Method: Four options are available here: Default D65, Camera, Automatic, and Manual. Default D65 reflects normal daylight conditions. Camera uses the camera’s custom white-balance settings if set. Automatic uses by default a fixed color balance based on a white card photographed in sunlight. Manual will adjust colors according to the T(K) (for color temperature in degrees Kelvin) and the Green settings to set the green component adjusting the magenta color cast removal level.
Highlights: Default is here to consider highlights (read: part of your images that are burned due to the inability of your camera to capture the highlights) as plain / Solid white. You can get some fancy results with the unclip option which will paint the highlights in various pinks. At last you can try to consider recovering some parts of the missing information from the highlights with Rebuild option. This is possible because the blue pixels tends to saturate less quickly than the greens and the reds. digiKam will try to reconstruct the missing green and red colors from the remaining none saturated blue pixels. Of course here everything is a question of tradeoff between how much color or white you want. If you select Reconstruct as the option, you will be given the choice to set a Level. A value of 3 is a compromise and can/should be adapted on a per image basis. Unclip leave highlights unclipped in various shades of pink, and Blend clipped and unclipped values together for a gradual fade to white.

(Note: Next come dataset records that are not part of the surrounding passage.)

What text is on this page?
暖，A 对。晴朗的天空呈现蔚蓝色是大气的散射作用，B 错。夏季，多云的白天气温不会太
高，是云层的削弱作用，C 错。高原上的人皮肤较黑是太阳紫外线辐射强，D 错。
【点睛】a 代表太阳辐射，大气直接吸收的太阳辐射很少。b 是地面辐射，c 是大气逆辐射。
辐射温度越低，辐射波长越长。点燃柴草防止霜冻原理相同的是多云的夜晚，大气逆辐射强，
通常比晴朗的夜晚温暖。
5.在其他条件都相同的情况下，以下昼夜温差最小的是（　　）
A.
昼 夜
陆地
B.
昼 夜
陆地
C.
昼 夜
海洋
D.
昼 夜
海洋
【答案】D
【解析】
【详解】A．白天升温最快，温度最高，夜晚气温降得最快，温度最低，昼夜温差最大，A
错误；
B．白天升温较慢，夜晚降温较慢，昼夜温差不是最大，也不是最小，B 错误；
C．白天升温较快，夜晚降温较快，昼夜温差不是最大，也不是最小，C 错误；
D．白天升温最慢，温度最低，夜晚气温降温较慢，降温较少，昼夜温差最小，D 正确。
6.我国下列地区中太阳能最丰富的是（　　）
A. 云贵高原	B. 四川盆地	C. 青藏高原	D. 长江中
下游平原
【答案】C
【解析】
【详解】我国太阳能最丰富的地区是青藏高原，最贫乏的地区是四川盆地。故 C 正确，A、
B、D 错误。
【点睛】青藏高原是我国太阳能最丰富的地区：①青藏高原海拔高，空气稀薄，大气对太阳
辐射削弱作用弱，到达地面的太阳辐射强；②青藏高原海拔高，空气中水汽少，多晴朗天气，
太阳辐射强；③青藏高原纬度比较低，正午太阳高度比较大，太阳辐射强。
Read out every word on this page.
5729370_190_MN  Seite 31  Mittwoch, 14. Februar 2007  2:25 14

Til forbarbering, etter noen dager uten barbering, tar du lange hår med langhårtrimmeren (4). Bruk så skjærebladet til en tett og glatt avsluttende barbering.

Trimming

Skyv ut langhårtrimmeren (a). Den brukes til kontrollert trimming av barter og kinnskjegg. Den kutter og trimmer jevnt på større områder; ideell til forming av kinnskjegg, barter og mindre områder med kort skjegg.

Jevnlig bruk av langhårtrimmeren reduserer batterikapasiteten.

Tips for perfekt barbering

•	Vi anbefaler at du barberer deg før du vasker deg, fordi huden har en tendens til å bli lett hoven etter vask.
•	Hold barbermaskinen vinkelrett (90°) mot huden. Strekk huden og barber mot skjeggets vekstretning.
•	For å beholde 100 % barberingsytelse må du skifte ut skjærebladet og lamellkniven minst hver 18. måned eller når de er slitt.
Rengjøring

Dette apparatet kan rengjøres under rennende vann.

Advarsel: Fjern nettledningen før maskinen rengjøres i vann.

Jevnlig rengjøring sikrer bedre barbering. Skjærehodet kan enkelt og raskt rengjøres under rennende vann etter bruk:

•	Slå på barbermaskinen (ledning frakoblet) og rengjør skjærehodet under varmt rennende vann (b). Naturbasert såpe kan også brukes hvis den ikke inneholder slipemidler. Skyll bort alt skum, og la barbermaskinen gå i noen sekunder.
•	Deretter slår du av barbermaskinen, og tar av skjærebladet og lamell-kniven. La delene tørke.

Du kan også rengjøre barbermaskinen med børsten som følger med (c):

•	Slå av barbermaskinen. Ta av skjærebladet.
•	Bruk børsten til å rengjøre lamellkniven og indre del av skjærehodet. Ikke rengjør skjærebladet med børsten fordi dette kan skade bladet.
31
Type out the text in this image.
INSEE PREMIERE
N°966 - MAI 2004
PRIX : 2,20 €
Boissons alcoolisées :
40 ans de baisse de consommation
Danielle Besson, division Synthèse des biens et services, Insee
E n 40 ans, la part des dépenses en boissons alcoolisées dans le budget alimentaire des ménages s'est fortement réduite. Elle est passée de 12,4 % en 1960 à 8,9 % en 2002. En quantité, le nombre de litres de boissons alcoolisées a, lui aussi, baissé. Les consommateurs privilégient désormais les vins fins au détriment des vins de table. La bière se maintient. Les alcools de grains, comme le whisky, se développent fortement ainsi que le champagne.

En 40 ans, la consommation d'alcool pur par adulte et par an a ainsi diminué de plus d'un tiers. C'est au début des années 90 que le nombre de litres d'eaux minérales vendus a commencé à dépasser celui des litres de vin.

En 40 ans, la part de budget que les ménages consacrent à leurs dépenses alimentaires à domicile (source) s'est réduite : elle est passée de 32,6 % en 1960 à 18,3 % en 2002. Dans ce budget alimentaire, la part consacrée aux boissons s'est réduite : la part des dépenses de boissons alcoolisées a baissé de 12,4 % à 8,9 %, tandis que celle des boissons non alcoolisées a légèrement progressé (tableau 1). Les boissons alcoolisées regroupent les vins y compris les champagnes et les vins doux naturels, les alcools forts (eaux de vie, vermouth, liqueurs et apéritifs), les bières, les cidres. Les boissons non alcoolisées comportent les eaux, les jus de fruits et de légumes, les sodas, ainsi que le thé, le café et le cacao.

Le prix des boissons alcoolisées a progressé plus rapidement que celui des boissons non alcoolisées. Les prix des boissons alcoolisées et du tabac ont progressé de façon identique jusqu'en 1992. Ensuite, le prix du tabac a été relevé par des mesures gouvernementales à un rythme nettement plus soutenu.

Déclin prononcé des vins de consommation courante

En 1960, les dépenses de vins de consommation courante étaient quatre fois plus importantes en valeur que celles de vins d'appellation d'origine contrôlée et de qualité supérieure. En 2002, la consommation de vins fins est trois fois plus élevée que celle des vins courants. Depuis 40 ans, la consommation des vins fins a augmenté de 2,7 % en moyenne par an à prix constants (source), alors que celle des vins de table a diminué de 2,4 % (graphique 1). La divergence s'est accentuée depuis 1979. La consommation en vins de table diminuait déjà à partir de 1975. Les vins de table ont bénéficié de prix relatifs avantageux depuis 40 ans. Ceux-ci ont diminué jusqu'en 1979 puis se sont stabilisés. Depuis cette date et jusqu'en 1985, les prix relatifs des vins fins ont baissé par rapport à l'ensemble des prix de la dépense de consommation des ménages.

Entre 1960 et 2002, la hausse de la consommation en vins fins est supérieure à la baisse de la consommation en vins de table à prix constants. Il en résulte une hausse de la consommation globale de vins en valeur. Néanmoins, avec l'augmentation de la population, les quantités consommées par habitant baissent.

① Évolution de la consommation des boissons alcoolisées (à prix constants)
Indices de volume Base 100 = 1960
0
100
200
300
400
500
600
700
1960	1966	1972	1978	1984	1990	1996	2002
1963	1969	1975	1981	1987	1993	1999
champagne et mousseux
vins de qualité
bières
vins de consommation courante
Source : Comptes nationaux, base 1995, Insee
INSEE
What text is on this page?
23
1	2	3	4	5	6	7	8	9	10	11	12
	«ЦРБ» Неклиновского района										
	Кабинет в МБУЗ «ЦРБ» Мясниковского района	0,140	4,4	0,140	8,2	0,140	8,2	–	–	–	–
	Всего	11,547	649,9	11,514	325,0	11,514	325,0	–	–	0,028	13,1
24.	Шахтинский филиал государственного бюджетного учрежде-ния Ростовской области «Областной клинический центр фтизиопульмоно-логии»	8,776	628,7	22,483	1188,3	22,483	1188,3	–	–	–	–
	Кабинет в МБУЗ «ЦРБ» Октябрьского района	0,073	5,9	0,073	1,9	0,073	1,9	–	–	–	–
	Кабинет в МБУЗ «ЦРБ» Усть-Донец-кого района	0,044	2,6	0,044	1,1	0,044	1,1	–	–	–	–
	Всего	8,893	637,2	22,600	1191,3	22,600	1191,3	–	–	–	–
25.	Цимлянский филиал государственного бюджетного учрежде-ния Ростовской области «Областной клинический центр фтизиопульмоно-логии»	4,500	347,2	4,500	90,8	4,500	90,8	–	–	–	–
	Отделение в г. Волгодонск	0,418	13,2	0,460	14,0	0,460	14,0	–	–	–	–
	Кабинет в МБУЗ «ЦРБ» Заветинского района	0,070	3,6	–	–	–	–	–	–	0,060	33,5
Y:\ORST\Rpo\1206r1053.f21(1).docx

Exposure Correction (E.V): Turn on the exposure correction before interpolation which can be applied with a Linear Shift level. Amount of Highlight preservation can be also adjusted but only if shift correction is > 1.0 E.V.
Correct False Colors In Highlights: If enabled, images with overblown channels are processed much more accurately, without ‘pink clouds’ (and blue highlights under tungsten lamps).
Auto Brightness: If disable, use a fixed white level and ignore the image histogram to adjust brightness.
Noise Reduction can be applied while demosaicing your image at a slight speed penalty. This option applies a noise reduction algorithm while the image still is in CIE Lab color space. Because the noise is only applied to the Luminosity layer (the L of the Lab), it should not blur your image as traditional noise reduction algorithms do in RGB mode. If you converted an image from RAW and it appears noisy, rather than applying a denoiser, go back and re-convert with this option enabled.
You can select a noise reduction method to apply during RAW decoding. None do not apply the noise reduction. Wavelets apply after interpolation a wavelets correction method to erase noise while preserving real details. FBDD for Fake Before Demosaicing Denoising is an experimental noise reduction method applied before interpolation.
The defaults Threshold value is 100. Higher values will increase the smoothing, and lower values will decrease it.